After 100 Years, the Equal Rights Amendment Matters More Than Ever

Statement by National NOW President Christian F. Nunes 

The word “woman” does not appear in the U.S. Constitution, and to the privileged white men who wrote it, many of them slaveholding, that was a feature, not a bug. 

These men didn’t want women to own property, vote, or have bodily autonomy. They saw women’s rights and status as secondary to men’s rights, and they wanted to keep it that way. 

The fight to fix this constitutional mistake began in earnest one hundred years ago, when the Equal Rights Amendment (ERA) was first introduced in Congress. 

But equality alone is not enough. To truly achieve equal justice under law we must disrupt and dismantle the very systems of oppression and white supremacy that perpetuate injustice. 

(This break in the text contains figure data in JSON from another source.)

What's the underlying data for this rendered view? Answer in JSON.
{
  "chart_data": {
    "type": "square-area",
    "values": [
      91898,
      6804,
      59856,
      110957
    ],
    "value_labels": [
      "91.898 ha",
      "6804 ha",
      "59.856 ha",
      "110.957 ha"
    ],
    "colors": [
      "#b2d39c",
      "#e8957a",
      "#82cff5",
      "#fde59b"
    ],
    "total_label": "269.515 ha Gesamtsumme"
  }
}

There are more threats today to women’s health, safety, and economic security — what the framers called “life, liberty, and the pursuit of happiness” — than we have seen in decades.  

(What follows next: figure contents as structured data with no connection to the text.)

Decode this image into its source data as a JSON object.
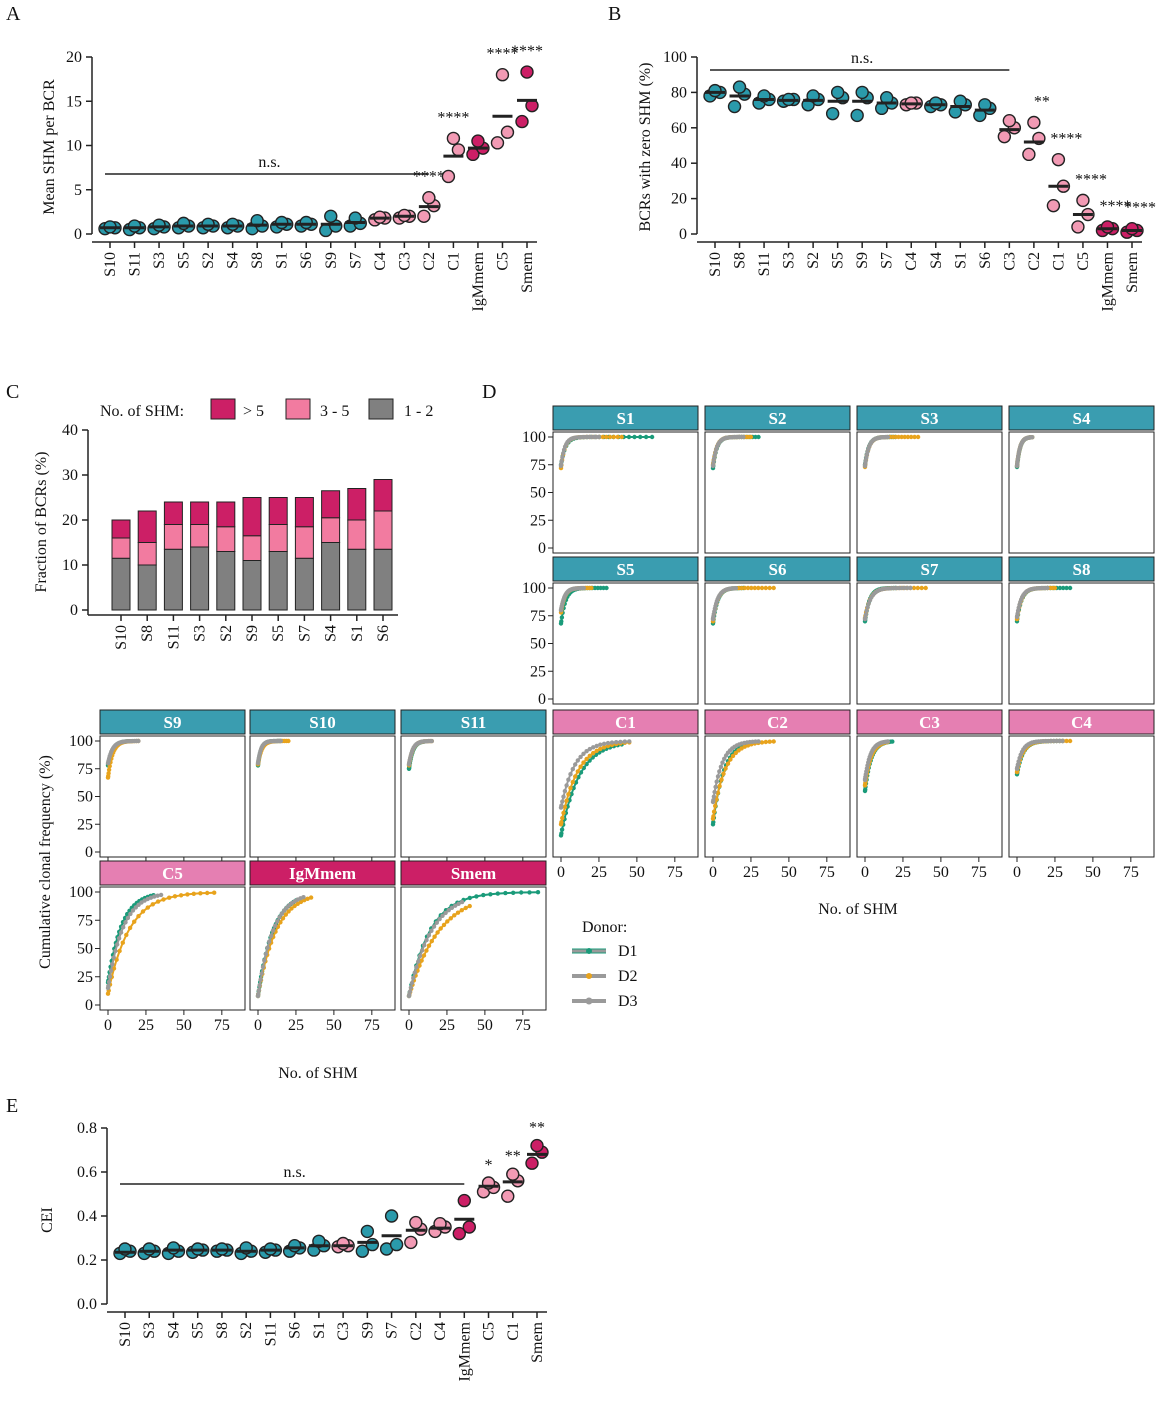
{
  "colors": {
    "healthy": "#2a9aab",
    "control": "#f29ab4",
    "mem": "#cc1f66",
    "dark": "#222222",
    "c_gt5": "#cc1f66",
    "c_3to5": "#f27ba0",
    "c_1to2": "#808080",
    "strip_S": "#3a9db0",
    "strip_C": "#e57fb2",
    "strip_mem": "#cc1f66",
    "d1": "#1a9b7a",
    "d2": "#e8a31c",
    "d3": "#9a9a9a"
  },
  "panel_labels": {
    "a": "A",
    "b": "B",
    "c": "C",
    "d": "D",
    "e": "E"
  },
  "annotations": {
    "ns": "n.s."
  },
  "chart_data": [
    {
      "id": "A",
      "type": "scatter",
      "title": "",
      "ylabel": "Mean SHM per BCR",
      "ylim": [
        0,
        20
      ],
      "yticks": [
        0,
        5,
        10,
        15,
        20
      ],
      "categories": [
        "S10",
        "S11",
        "S3",
        "S5",
        "S2",
        "S4",
        "S8",
        "S1",
        "S6",
        "S9",
        "S7",
        "C4",
        "C3",
        "C2",
        "C1",
        "IgMmem",
        "C5",
        "Smem"
      ],
      "groups": [
        "S",
        "S",
        "S",
        "S",
        "S",
        "S",
        "S",
        "S",
        "S",
        "S",
        "S",
        "C",
        "C",
        "C",
        "C",
        "M",
        "C",
        "M"
      ],
      "means": [
        0.7,
        0.7,
        0.8,
        0.9,
        0.9,
        0.9,
        1.0,
        1.1,
        1.1,
        1.1,
        1.3,
        1.8,
        2.0,
        3.1,
        8.8,
        9.7,
        13.3,
        15.1
      ],
      "points": [
        [
          0.6,
          0.7,
          0.8
        ],
        [
          0.5,
          0.7,
          0.9
        ],
        [
          0.6,
          0.8,
          1.0
        ],
        [
          0.7,
          0.9,
          1.2
        ],
        [
          0.7,
          0.9,
          1.1
        ],
        [
          0.7,
          0.9,
          1.1
        ],
        [
          0.6,
          0.9,
          1.5
        ],
        [
          0.8,
          1.1,
          1.3
        ],
        [
          0.9,
          1.1,
          1.3
        ],
        [
          0.4,
          0.9,
          2.0
        ],
        [
          0.9,
          1.2,
          1.8
        ],
        [
          1.6,
          1.8,
          1.9
        ],
        [
          1.8,
          2.0,
          2.1
        ],
        [
          2.0,
          3.2,
          4.1
        ],
        [
          6.5,
          9.5,
          10.8
        ],
        [
          9.0,
          9.7,
          10.5
        ],
        [
          10.3,
          11.5,
          18.0
        ],
        [
          12.7,
          14.5,
          18.3
        ]
      ],
      "ns_span": [
        "S10",
        "C2"
      ],
      "sig": {
        "C2": "****",
        "C1": "****",
        "C5": "****",
        "Smem": "****"
      }
    },
    {
      "id": "B",
      "type": "scatter",
      "title": "",
      "ylabel": "BCRs with zero SHM (%)",
      "ylim": [
        0,
        100
      ],
      "yticks": [
        0,
        20,
        40,
        60,
        80,
        100
      ],
      "categories": [
        "S10",
        "S8",
        "S11",
        "S3",
        "S2",
        "S5",
        "S9",
        "S7",
        "C4",
        "S4",
        "S1",
        "S6",
        "C3",
        "C2",
        "C1",
        "C5",
        "IgMmem",
        "Smem"
      ],
      "groups": [
        "S",
        "S",
        "S",
        "S",
        "S",
        "S",
        "S",
        "S",
        "C",
        "S",
        "S",
        "S",
        "C",
        "C",
        "C",
        "C",
        "M",
        "M"
      ],
      "means": [
        80,
        78,
        76,
        75.5,
        75.5,
        75,
        75,
        74,
        73.5,
        73,
        72,
        70,
        59,
        52,
        27,
        11,
        3,
        2
      ],
      "points": [
        [
          78,
          80,
          81
        ],
        [
          72,
          79,
          83
        ],
        [
          74,
          76,
          78
        ],
        [
          75,
          76,
          76
        ],
        [
          73,
          76,
          78
        ],
        [
          68,
          77,
          80
        ],
        [
          67,
          77,
          80
        ],
        [
          71,
          74,
          77
        ],
        [
          73,
          74,
          74
        ],
        [
          72,
          73,
          74
        ],
        [
          69,
          73,
          75
        ],
        [
          67,
          71,
          73
        ],
        [
          55,
          60,
          64
        ],
        [
          45,
          54,
          63
        ],
        [
          16,
          27,
          42
        ],
        [
          4,
          11,
          19
        ],
        [
          2,
          3,
          4
        ],
        [
          1,
          2,
          3
        ]
      ],
      "ns_span": [
        "S10",
        "C3"
      ],
      "sig": {
        "C2": "**",
        "C1": "****",
        "C5": "****",
        "IgMmem": "****",
        "Smem": "****"
      }
    },
    {
      "id": "C",
      "type": "bar",
      "title": "",
      "ylabel": "Fraction of BCRs (%)",
      "ylim": [
        0,
        40
      ],
      "yticks": [
        0,
        10,
        20,
        30,
        40
      ],
      "legend_title": "No. of SHM:",
      "categories": [
        "S10",
        "S8",
        "S11",
        "S3",
        "S2",
        "S9",
        "S5",
        "S7",
        "S4",
        "S1",
        "S6"
      ],
      "series": [
        {
          "name": "1 - 2",
          "values": [
            11.5,
            10.0,
            13.5,
            14.0,
            13.0,
            11.0,
            13.0,
            11.5,
            15.0,
            13.5,
            13.5
          ]
        },
        {
          "name": "3 - 5",
          "values": [
            4.5,
            5.0,
            5.5,
            5.0,
            5.5,
            5.5,
            6.0,
            7.0,
            5.5,
            6.5,
            8.5
          ]
        },
        {
          "name": "> 5",
          "values": [
            4.0,
            7.0,
            5.0,
            5.0,
            5.5,
            8.5,
            6.0,
            6.5,
            6.0,
            7.0,
            7.0
          ]
        }
      ]
    },
    {
      "id": "D",
      "type": "line",
      "title": "",
      "xlabel": "No. of SHM",
      "ylabel": "Cumulative clonal frequency (%)",
      "xticks": [
        0,
        25,
        50,
        75
      ],
      "yticks": [
        0,
        25,
        50,
        75,
        100
      ],
      "legend_title": "Donor:",
      "donors": [
        "D1",
        "D2",
        "D3"
      ],
      "facets": [
        {
          "name": "S1",
          "group": "S",
          "params": [
            [
              75,
              60,
              3
            ],
            [
              72,
              40,
              2.5
            ],
            [
              74,
              25,
              2.5
            ]
          ]
        },
        {
          "name": "S2",
          "group": "S",
          "params": [
            [
              72,
              30,
              2.5
            ],
            [
              75,
              25,
              2.5
            ],
            [
              74,
              20,
              2.5
            ]
          ]
        },
        {
          "name": "S3",
          "group": "S",
          "params": [
            [
              75,
              20,
              2.5
            ],
            [
              73,
              35,
              2.5
            ],
            [
              74,
              15,
              2.5
            ]
          ]
        },
        {
          "name": "S4",
          "group": "S",
          "params": [
            [
              73,
              10,
              2
            ],
            [
              74,
              10,
              2
            ],
            [
              74,
              10,
              2
            ]
          ]
        },
        {
          "name": "S5",
          "group": "S",
          "params": [
            [
              68,
              30,
              3
            ],
            [
              78,
              20,
              2.5
            ],
            [
              80,
              15,
              2.5
            ]
          ]
        },
        {
          "name": "S6",
          "group": "S",
          "params": [
            [
              68,
              20,
              3
            ],
            [
              70,
              40,
              3
            ],
            [
              72,
              15,
              3
            ]
          ]
        },
        {
          "name": "S7",
          "group": "S",
          "params": [
            [
              70,
              20,
              3
            ],
            [
              73,
              40,
              3.5
            ],
            [
              72,
              30,
              3.5
            ]
          ]
        },
        {
          "name": "S8",
          "group": "S",
          "params": [
            [
              70,
              35,
              3
            ],
            [
              72,
              25,
              3
            ],
            [
              74,
              20,
              3
            ]
          ]
        },
        {
          "name": "S9",
          "group": "S",
          "params": [
            [
              78,
              15,
              3
            ],
            [
              67,
              20,
              3
            ],
            [
              80,
              20,
              3
            ]
          ]
        },
        {
          "name": "S10",
          "group": "S",
          "params": [
            [
              78,
              15,
              2
            ],
            [
              79,
              20,
              2.5
            ],
            [
              80,
              15,
              2
            ]
          ]
        },
        {
          "name": "S11",
          "group": "S",
          "params": [
            [
              75,
              10,
              2.5
            ],
            [
              78,
              15,
              2.5
            ],
            [
              79,
              15,
              2.5
            ]
          ]
        },
        {
          "name": "C1",
          "group": "C",
          "params": [
            [
              15,
              40,
              12
            ],
            [
              25,
              45,
              11
            ],
            [
              40,
              45,
              9
            ]
          ]
        },
        {
          "name": "C2",
          "group": "C",
          "params": [
            [
              25,
              30,
              7
            ],
            [
              30,
              40,
              8
            ],
            [
              45,
              30,
              6
            ]
          ]
        },
        {
          "name": "C3",
          "group": "C",
          "params": [
            [
              55,
              18,
              4
            ],
            [
              60,
              15,
              4
            ],
            [
              65,
              15,
              3.5
            ]
          ]
        },
        {
          "name": "C4",
          "group": "C",
          "params": [
            [
              70,
              30,
              4
            ],
            [
              72,
              35,
              4
            ],
            [
              75,
              30,
              3.5
            ]
          ]
        },
        {
          "name": "C5",
          "group": "C",
          "params": [
            [
              20,
              30,
              9
            ],
            [
              10,
              70,
              14
            ],
            [
              15,
              35,
              10
            ]
          ]
        },
        {
          "name": "IgMmem",
          "group": "M",
          "params": [
            [
              8,
              25,
              10
            ],
            [
              8,
              35,
              12
            ],
            [
              8,
              30,
              10
            ]
          ]
        },
        {
          "name": "Smem",
          "group": "M",
          "params": [
            [
              8,
              85,
              14
            ],
            [
              8,
              40,
              20
            ],
            [
              8,
              35,
              15
            ]
          ]
        }
      ]
    },
    {
      "id": "E",
      "type": "scatter",
      "title": "",
      "ylabel": "CEI",
      "ylim": [
        0,
        0.8
      ],
      "yticks": [
        0.0,
        0.2,
        0.4,
        0.6,
        0.8
      ],
      "categories": [
        "S10",
        "S3",
        "S4",
        "S5",
        "S8",
        "S2",
        "S11",
        "S6",
        "S1",
        "C3",
        "S9",
        "S7",
        "C2",
        "C4",
        "IgMmem",
        "C5",
        "C1",
        "Smem"
      ],
      "groups": [
        "S",
        "S",
        "S",
        "S",
        "S",
        "S",
        "S",
        "S",
        "S",
        "C",
        "S",
        "S",
        "C",
        "C",
        "M",
        "C",
        "C",
        "M"
      ],
      "means": [
        0.235,
        0.24,
        0.245,
        0.245,
        0.245,
        0.24,
        0.245,
        0.255,
        0.265,
        0.265,
        0.28,
        0.31,
        0.335,
        0.345,
        0.385,
        0.535,
        0.555,
        0.68
      ],
      "points": [
        [
          0.23,
          0.24,
          0.25
        ],
        [
          0.23,
          0.24,
          0.25
        ],
        [
          0.23,
          0.24,
          0.255
        ],
        [
          0.235,
          0.245,
          0.25
        ],
        [
          0.24,
          0.245,
          0.25
        ],
        [
          0.23,
          0.24,
          0.255
        ],
        [
          0.235,
          0.245,
          0.25
        ],
        [
          0.24,
          0.255,
          0.265
        ],
        [
          0.245,
          0.265,
          0.285
        ],
        [
          0.26,
          0.265,
          0.275
        ],
        [
          0.24,
          0.27,
          0.33
        ],
        [
          0.25,
          0.27,
          0.4
        ],
        [
          0.28,
          0.34,
          0.37
        ],
        [
          0.33,
          0.35,
          0.365
        ],
        [
          0.32,
          0.35,
          0.47
        ],
        [
          0.51,
          0.53,
          0.55
        ],
        [
          0.49,
          0.56,
          0.59
        ],
        [
          0.64,
          0.69,
          0.72
        ]
      ],
      "ns_span": [
        "S10",
        "IgMmem"
      ],
      "sig": {
        "C5": "*",
        "C1": "**",
        "Smem": "**"
      }
    }
  ]
}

Many people, particularly young women, just assume that because they live in the United States, their rights are equally protected in the Constitution. But the Supreme Court’s 2022 Dobbs decision took away 50 years of abortion rights and brought home the extent to which the nation’s founding document shuts them out.    

Generations of women have endured a system that generally pays them less, values them less, respects them less, and treats them as second-class citizens. The principles of democracy, equality, and justice we revere are made hollow by the systemic, sex-based inequality, and structural gender discrimination baked into our laws. 

Congress must pass the two ERA resolutions introduced in the House and Senate and affirm the ERA as the 28th Amendment of the Constitution.   

We must have constitutional equality NOW!